1. Business rates will be cut and capped, with extra Help for the High Street
To support small businesses in local communities, the ‘high street discount’ for around 300,000 shops, pubs, cafes and restaurants will go up from £1,000 to £1,500, from April 2015 to March 2016.
This is in addition to doubling Small Business Rate Relief for a further year which means 380,000 of the smallest businesses will pay no rates at all.
The government will also continue to cap the annual increase in business rates at 2% from April 2015 to March 2016 – this will benefit all businesses paying business rates.
Finally, the government will extend the transitional arrangements for smaller properties that would otherwise face significant bill increases due to the ending of ‘transitional rate relief’.
2. No more employer National Insurance contributions (NICs) on apprentices under 25
To make it cheaper to employ young people, from April 2016 employers will not have to pay National Insurance contributions (NICs) for all but the highest earning apprentices aged under 25.
This is in addition to the announcement made at Autumn Statement last year that employers won’t have to pay NICs on under 21s from April 2015.
These are part of the government’s wider ambition to have the highest employment rate in the G7.
3. The government is clamping down on tax avoidance by multinational companies
Currently some large multinational companies divert profits abroad through complicated business structures, such as the so-called ‘double Irish’, in order to avoid paying taxes. The government is introducing a new tax to counter this.
The ‘diverted profits tax’ will apply to a company’s profits that have been diverted from the UK through complex arrangements such as these, and will apply to both UK and foreign multinational companies.

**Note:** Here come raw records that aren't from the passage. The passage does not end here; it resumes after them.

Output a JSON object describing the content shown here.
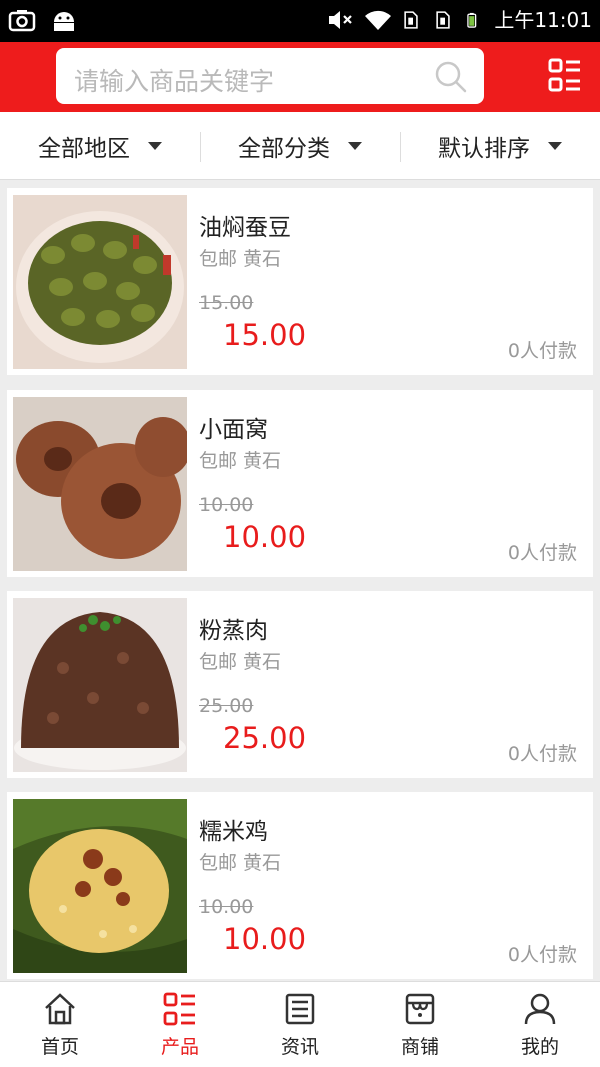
{
  "status_bar": {
    "time": "上午11:01",
    "icons": [
      "screenshot-icon",
      "android-icon",
      "mute-icon",
      "wifi-icon",
      "sim1-icon",
      "sim2-icon",
      "battery-icon"
    ]
  },
  "header": {
    "search_placeholder": "请输入商品关键字",
    "icons": [
      "search-icon",
      "menu-grid-icon"
    ],
    "accent_color": "#ee1c1c"
  },
  "filters": [
    {
      "label": "全部地区"
    },
    {
      "label": "全部分类"
    },
    {
      "label": "默认排序"
    }
  ],
  "products": [
    {
      "name": "油焖蚕豆",
      "tag": "包邮 黄石",
      "old_price": "15.00",
      "price": "15.00",
      "paid": "0人付款"
    },
    {
      "name": "小面窝",
      "tag": "包邮 黄石",
      "old_price": "10.00",
      "price": "10.00",
      "paid": "0人付款"
    },
    {
      "name": "粉蒸肉",
      "tag": "包邮 黄石",
      "old_price": "25.00",
      "price": "25.00",
      "paid": "0人付款"
    },
    {
      "name": "糯米鸡",
      "tag": "包邮 黄石",
      "old_price": "10.00",
      "price": "10.00",
      "paid": "0人付款"
    }
  ],
  "tabs": [
    {
      "label": "首页",
      "icon": "home-icon"
    },
    {
      "label": "产品",
      "icon": "product-list-icon",
      "active": true
    },
    {
      "label": "资讯",
      "icon": "news-icon"
    },
    {
      "label": "商铺",
      "icon": "shop-icon"
    },
    {
      "label": "我的",
      "icon": "user-icon"
    }
  ]
}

So if a company conducts a lot of activity in the UK – sales, for example – but can avoid paying corporation tax by moving profits generated in the UK to other countries through the manipulation of the international tax rules, the UK will now be able to tax those profits at a rate of 25%.

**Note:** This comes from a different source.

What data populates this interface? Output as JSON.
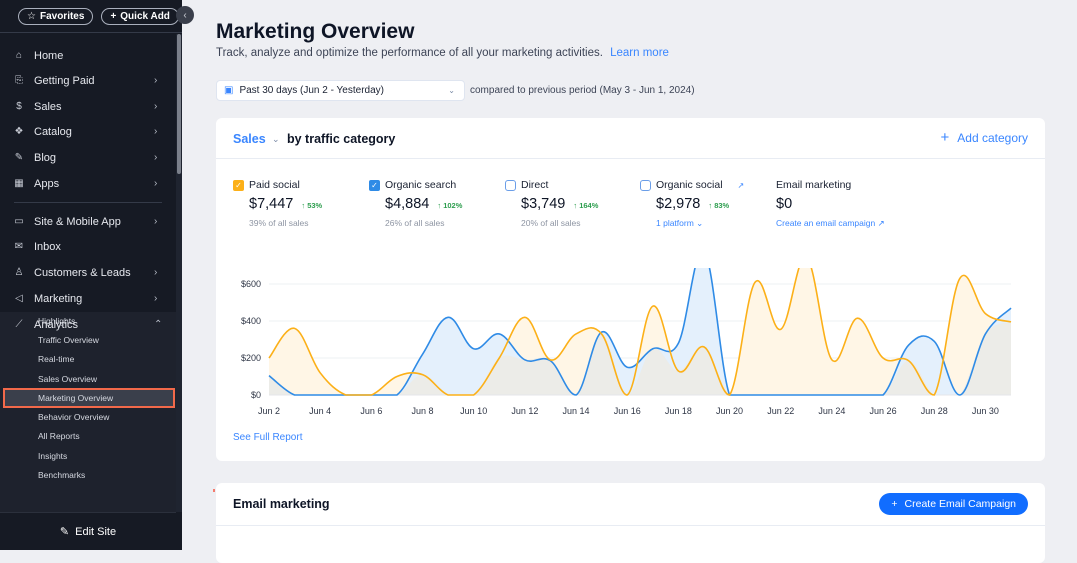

This will be introduced from April 2015.
4. Creative sector tax reliefs will be extended to children’s TV
Following on from the success of the film, high end TV, animation, video games and theatre tax reliefs, a new children’s TV tax relief will be introduced from April 2015.
This will counteract a decline in investment in children’s TV in the last decade. Eligible companies will be able to claim 25% of qualifying production spending back through the relief.

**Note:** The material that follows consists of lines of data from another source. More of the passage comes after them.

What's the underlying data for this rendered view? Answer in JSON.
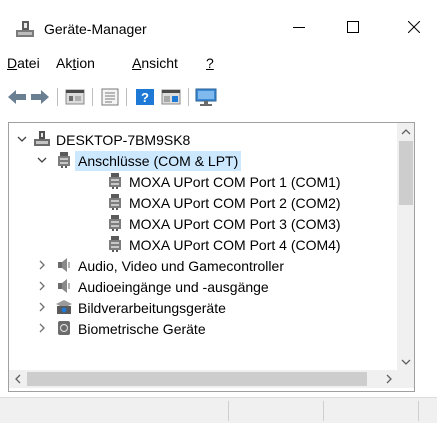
{
  "window": {
    "title": "Geräte-Manager",
    "icon": "device-manager-icon",
    "controls": [
      "minimize-icon",
      "maximize-icon",
      "close-icon"
    ]
  },
  "menu": [
    {
      "pre": "",
      "ul": "D",
      "post": "atei"
    },
    {
      "pre": "Ak",
      "ul": "t",
      "post": "ion"
    },
    {
      "pre": "",
      "ul": "A",
      "post": "nsicht"
    },
    {
      "pre": "",
      "ul": "?",
      "post": ""
    }
  ],
  "toolbar": [
    {
      "icon": "back-arrow-icon"
    },
    {
      "icon": "forward-arrow-icon"
    },
    {
      "icon": "properties-icon"
    },
    {
      "icon": "list-view-icon"
    },
    {
      "icon": "help-icon"
    },
    {
      "icon": "detail-view-icon"
    },
    {
      "icon": "monitor-icon"
    }
  ],
  "tree": [
    {
      "label": "DESKTOP-7BM9SK8",
      "icon": "computer-icon",
      "expander": "expanded",
      "level": 0
    },
    {
      "label": "Anschlüsse (COM & LPT)",
      "icon": "port-icon",
      "expander": "expanded",
      "level": 1,
      "selected": true
    },
    {
      "label": "MOXA UPort COM Port 1 (COM1)",
      "icon": "port-icon",
      "expander": "none",
      "level": 2
    },
    {
      "label": "MOXA UPort COM Port 2 (COM2)",
      "icon": "port-icon",
      "expander": "none",
      "level": 2
    },
    {
      "label": "MOXA UPort COM Port 3 (COM3)",
      "icon": "port-icon",
      "expander": "none",
      "level": 2
    },
    {
      "label": "MOXA UPort COM Port 4 (COM4)",
      "icon": "port-icon",
      "expander": "none",
      "level": 2
    },
    {
      "label": "Audio, Video und Gamecontroller",
      "icon": "speaker-icon",
      "expander": "collapsed",
      "level": 1
    },
    {
      "label": "Audioeingänge und -ausgänge",
      "icon": "speaker-icon",
      "expander": "collapsed",
      "level": 1
    },
    {
      "label": "Bildverarbeitungsgeräte",
      "icon": "camera-icon",
      "expander": "collapsed",
      "level": 1
    },
    {
      "label": "Biometrische Geräte",
      "icon": "biometric-icon",
      "expander": "collapsed",
      "level": 1
    }
  ],
  "colors": {
    "selection": "#cce8ff",
    "accent": "#1e78d6"
  }
}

The government will also consult on introducing a new orchestra tax relief in April 2016.
5. Search and rescue and air ambulance charities will be eligible for VAT refunds from 1 April 2015
From 1 April 2015, search and rescue and air ambulance charities will be eligible for VAT refunds, in recognition of the vital role they play in providing support to the emergency services.
The government will also meet the costs the hospice sector faces from VAT.
6. Stamp duty will be cut for 98% of people who pay it – only the highest value residential properties will pay more
Under the old rules, you would have paid Stamp Duty Land Tax at a single rate on the entire property price. Now, you will only pay the rate of tax on the part of the property price within each tax band – like income tax.
Under the old rules, if you bought a house for £185,000, you would have had to pay 1% tax on the full amount – a total of £1,850. Under the new rules you don’t start paying tax until the property price goes over £125,000, and then you only pay tax on the price of the property within the tax bands over that price.
Under the new rules, you’ll pay nothing on £125,000 and 2% on the remaining £60,000. This works out as £1,200, a saving of £650.
7. Funding For Lending
The government’s Funding For Lending initiative has also been extended for another year to January 2016.
The scheme aims to help small businesses access finance and will now be solely aimed at supporting entrepreneurs.